In this talk, I will share my experience and learnings about how I built a production-grade video chat system with Elixir and Phoenix.
My video chat app makes use of following features of Elixir and Phoenix.
How a Video Chat benefits with real-time features of Phoenix framework. In a Video Chat app, there are so many interactions which happen in a group, so you need real-time capabilities on your server.
How I used Agents to wrap the state, I need to talk to a third party server, how I used Tasks to perform certain operations, how I used GenServers for long-running features like Cache servers and recorded media file uploaders.
Instead of crashing, how we gracefully stop services. When users close tabs, other users in video chat should be gracefully informed that users have quit. I will cover, how we make use of supervisors and GenServers for the use case.
Third party media server has API and continually sends different events such as network is slow, user's video is unpublished or audio went off etc. We will see how I make use of GenStage's event handling to show user's feedback interactively.
We will see how Erlang's debugging tools come in handy when there is something wrong.

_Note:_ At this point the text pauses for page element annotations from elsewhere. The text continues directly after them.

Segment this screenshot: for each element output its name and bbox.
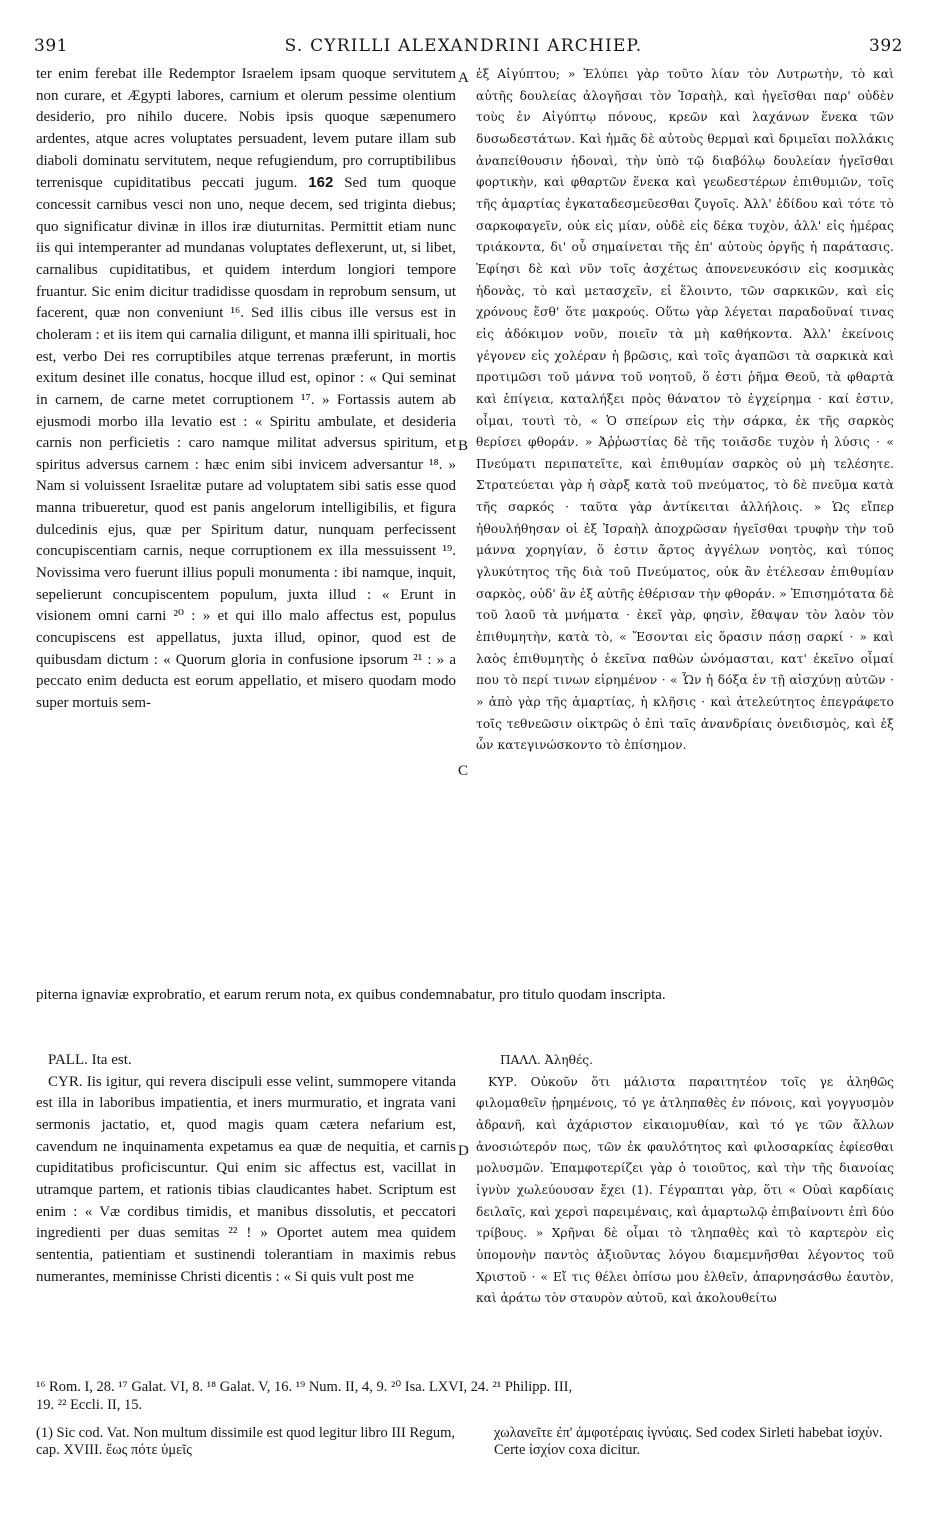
references-line-1: ¹⁶ Rom. I, 28. ¹⁷ Galat. VI, 8. ¹⁸ Galat. V, 16. ¹⁹ Num. II, 4, 9. ²⁰ Isa. LXVI, 24. ²¹ Philipp. III, [36, 1379, 573, 1395]
latin-column [36, 64, 456, 715]
left-page-number: 391 [34, 36, 68, 56]
references-line-2: 19. ²² Eccli. II, 15. [36, 1397, 143, 1413]
scripture-references [36, 1378, 896, 1414]
latin-pall-line: PALL. Ita est. [48, 1052, 132, 1068]
greek-pall-line: ΠΑΛΛ. Ἀληθές. [500, 1053, 593, 1067]
margin-marker-b: B [458, 438, 469, 454]
latin-cyr-paragraph: CYR. Iis igitur, qui revera discipuli esse velint, summopere vitanda est illa in laboribus impatientia, et iners murmuratio, et ingrata vani sermonis jactatio, et, quod magis quam cætera nefarium est, cavendum ne inquinamenta expetamus ea quæ de nequitia, et carnis cupiditatibus proficiscuntur. Qui enim sic affectus est, vacillat in utramque partem, et rationis tibias claudicantes habet. Scriptum est enim : « Væ cordibus timidis, et manibus dissolutis, et peccatori ingredienti per duas semitas ²² ! » Oportet autem mea quidem sententia, patientiam et sustinendi tolerantiam in maximis rebus numerantes, meminisse Christi dicentis : « Si quis vult post me [36, 1073, 456, 1285]
latin-text-part1: ter enim ferebat ille Redemptor Israelem ipsam quoque servitutem non curare, et Ægypti labores, carnium et olerum pessime olentium desiderio, pro nihilo ducere. Nobis ipsis quoque sæpenumero ardentes, atque acres voluptates persuadent, levem putare illam sub diaboli dominatu servitutem, neque refugiendum, pro corruptibilibus terrenisque cupiditatibus peccati jugum. [36, 66, 456, 192]
full-width-line: piterna ignaviæ exprobratio, et earum rerum nota, ex quibus condemnabatur, pro titulo quodam inscripta. [36, 987, 666, 1003]
greek-cyr-paragraph: ΚΥΡ. Οὐκοῦν ὅτι μάλιστα παραιτητέον τοῖς γε ἀληθῶς φιλομαθεῖν ᾑρημένοις, τό γε ἀτληπαθὲς ἐν πόνοις, καὶ γογγυσμὸν ἀδρανῆ, καὶ ἀχάριστον εἰκαιομυθίαν, καὶ τό γε τῶν ἄλλων ἀνοσιώτερόν πως, τῶν ἐκ φαυλότητος καὶ φιλοσαρκίας ἐφίεσθαι μολυσμῶν. Ἐπαμφοτερίζει γὰρ ὁ τοιοῦτος, καὶ τὴν τῆς διανοίας ἰγνὺν χωλεύουσαν ἔχει (1). Γέγραπται γὰρ, ὅτι « Οὐαὶ καρδίαις δειλαῖς, καὶ χερσὶ παρειμέναις, καὶ ἁμαρτωλῷ ἐπιβαίνοντι ἐπὶ δύο τρίβους. » Χρῆναι δὲ οἶμαι τὸ τληπαθὲς καὶ τὸ καρτερὸν εἰς ὑπομονὴν παντὸς ἀξιοῦντας λόγου διαμεμνῆσθαι λέγοντος τοῦ Χριστοῦ · « Εἴ τις θέλει ὀπίσω μου ἐλθεῖν, ἀπαρνησάσθω ἑαυτὸν, καὶ ἀράτω τὸν σταυρὸν αὐτοῦ, καὶ ἀκολουθείτω [476, 1074, 894, 1306]
running-title: S. CYRILLI ALEXANDRINI ARCHIEP. [284, 36, 643, 56]
right-page-number: 392 [869, 36, 903, 56]
latin-dialogue [36, 1050, 456, 1288]
greek-dialogue [476, 1050, 894, 1310]
footnote-right: χωλανεῖτε ἐπ' ἀμφοτέραις ἰγνύαις. Sed codex Sirleti habebat ἰσχὺν. Certe ἰσχίον coxa dicitur. [494, 1425, 883, 1458]
greek-column [476, 64, 894, 757]
margin-marker-c: C [458, 763, 469, 779]
margin-marker-a: A [458, 70, 469, 86]
margin-marker-d: D [458, 1143, 469, 1159]
greek-text: ἐξ Αἰγύπτου; » Ἐλύπει γὰρ τοῦτο λίαν τὸν Λυτρωτὴν, τὸ καὶ αὐτῆς δουλείας ἀλογῆσαι τὸν Ἰσραὴλ, καὶ ἡγεῖσθαι παρ' οὐδὲν τοὺς ἐν Αἰγύπτῳ πόνους, κρεῶν καὶ λαχάνων ἕνεκα τῶν δυσωδεστάτων. Καὶ ἡμᾶς δὲ αὐτοὺς θερμαὶ καὶ δριμεῖαι πολλάκις ἀναπείθουσιν ἡδοναὶ, τὴν ὑπὸ τῷ διαβόλῳ δουλείαν ἡγεῖσθαι φορτικὴν, καὶ φθαρτῶν ἕνεκα καὶ γεωδεστέρων ἐπιθυμιῶν, τοῖς τῆς ἁμαρτίας ἐγκαταδεσμεῦεσθαι ζυγοῖς. Ἀλλ' ἐδίδου καὶ τότε τὸ σαρκοφαγεῖν, οὐκ εἰς μίαν, οὐδὲ εἰς δέκα τυχὸν, ἀλλ' εἰς ἡμέρας τριάκοντα, δι' οὗ σημαίνεται τῆς ἐπ' αὐτοὺς ὀργῆς ἡ παράτασις. Ἐφίησι δὲ καὶ νῦν τοῖς ἀσχέτως ἀπονενευκόσιν εἰς κοσμικὰς ἡδονὰς, τὸ καὶ μετασχεῖν, εἰ ἕλοιντο, τῶν σαρκικῶν, καὶ εἰς χρόνους ἔσθ' ὅτε μακρούς. Οὕτω γὰρ λέγεται παραδοῦναί τινας εἰς ἀδόκιμον νοῦν, ποιεῖν τὰ μὴ καθήκοντα. Ἀλλ' ἐκείνοις γέγονεν εἰς χολέραν ἡ βρῶσις, καὶ τοῖς ἀγαπῶσι τὰ σαρκικὰ καὶ προτιμῶσι τοῦ μάννα τοῦ νοητοῦ, ὅ ἐστι ῥῆμα Θεοῦ, τὰ φθαρτὰ καὶ ἐπίγεια, καταλήξει πρὸς θάνατον τὸ ἐγχείρημα · καί ἐστιν, οἶμαι, τουτὶ τὸ, « Ὁ σπείρων εἰς τὴν σάρκα, ἐκ τῆς σαρκὸς θερίσει φθοράν. » Ἀῤῥωστίας δὲ τῆς τοιᾶσδε τυχὸν ἡ λύσις · « Πνεύματι περιπατεῖτε, καὶ ἐπιθυμίαν σαρκὸς οὐ μὴ τελέσητε. Στρατεύεται γὰρ ἡ σὰρξ κατὰ τοῦ πνεύματος, τὸ δὲ πνεῦμα κατὰ τῆς σαρκός · ταῦτα γὰρ ἀντίκειται ἀλλήλοις. » Ὡς εἴπερ ἠθουλήθησαν οἱ ἐξ Ἰσραὴλ ἀποχρῶσαν ἡγεῖσθαι τρυφὴν τὴν τοῦ μάννα χορηγίαν, ὅ ἐστιν ἄρτος ἀγγέλων νοητὸς, καὶ τύπος γλυκύτητος τῆς διὰ τοῦ Πνεύματος, οὐκ ἂν ἐτέλεσαν ἐπιθυμίαν σαρκὸς, οὐδ' ἂν ἐξ αὐτῆς ἐθέρισαν τὴν φθοράν. » Ἐπισημότατα δὲ τοῦ λαοῦ τὰ μνήματα · ἐκεῖ γὰρ, φησὶν, ἔθαψαν τὸν λαὸν τὸν ἐπιθυμητὴν, κατὰ τὸ, « Ἔσονται εἰς ὅρασιν πάσῃ σαρκί · » καὶ λαὸς ἐπιθυμητὴς ὁ ἐκεῖνα παθὼν ὠνόμασται, κατ' ἐκεῖνο οἶμαί που τὸ περί τινων εἰρημένον · « Ὧν ἡ δόξα ἐν τῇ αἰσχύνῃ αὐτῶν · » ἀπὸ γὰρ τῆς ἁμαρτίας, ἡ κλῆσις · καὶ ἀτελεύτητος ἐπεγράφετο τοῖς τεθνεῶσιν οἰκτρῶς ὁ ἐπὶ ταῖς ἀνανδρίαις ὀνειδισμὸς, καὶ ἐξ ὧν κατεγινώσκοντο τὸ ἐπίσημον. [476, 67, 894, 753]
inline-page-number: 162 [308, 174, 334, 192]
footnote-left: (1) Sic cod. Vat. Non multum dissimile est quod legitur libro III Regum, cap. XVIII. ἕως πότε ὑμεῖς [36, 1425, 455, 1458]
latin-text-part2: Sed tum quoque concessit carnibus vesci non uno, neque decem, sed triginta diebus; quo significatur divinæ in illos iræ diuturnitas. Permittit etiam nunc iis qui intemperanter ad mundanas voluptates deflexerunt, ut, si libet, carnalibus cupiditatibus, et quidem interdum longiori tempore fruantur. Sic enim dicitur tradidisse quosdam in reprobum sensum, ut facerent, quæ non conveniunt ¹⁶. Sed illis cibus ille versus est in choleram : et iis item qui carnalia diligunt, et manna illi spirituali, hoc est, verbo Dei res corruptibiles atque terrenas præferunt, in mortis exitum desinet ille conatus, hocque illud est, opinor : « Qui seminat in carnem, de carne metet corruptionem ¹⁷. » Fortassis autem ab ejusmodi morbo illa levatio est : « Spiritu ambulate, et desideria carnis non perficietis : caro namque militat adversus spiritum, et spiritus adversus carnem : hæc enim sibi invicem adversantur ¹⁸. » Nam si voluissent Israelitæ putare ad voluptatem sibi satis esse quod manna tribueretur, quod est panis angelorum intelligibilis, et figura dulcedinis ejus, quæ per Spiritum datur, nunquam perfecissent concupiscentiam carnis, neque corruptionem ex illa messuissent ¹⁹. Novissima vero fuerunt illius populi monumenta : ibi namque, inquit, sepelierunt concupiscentem populum, juxta illud : « Erunt in visionem omni carni ²⁰ : » et qui illo malo affectus est, populus concupiscens est appellatus, juxta illud, opinor, quod est de quibusdam dictum : « Quorum gloria in confusione ipsorum ²¹ : » a peccato enim deducta est eorum appellatio, et misero quodam modo super mortuis sem- [36, 175, 457, 712]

Anil was a long time Ruby developer, then turned Polyglot developer to do Node.js, Java, and Scala. For last 1.5 years, he is writing an Elixir Phoenix web application to build a team collaboration product. This product involves WebRTC and chat taking full benefit of BEAM's way of concurrency and OTP abstractions.
Anil loves to listen to world music. He is an avid reader. Anil is interested in solving problems with better software architectures and learning distributed systems.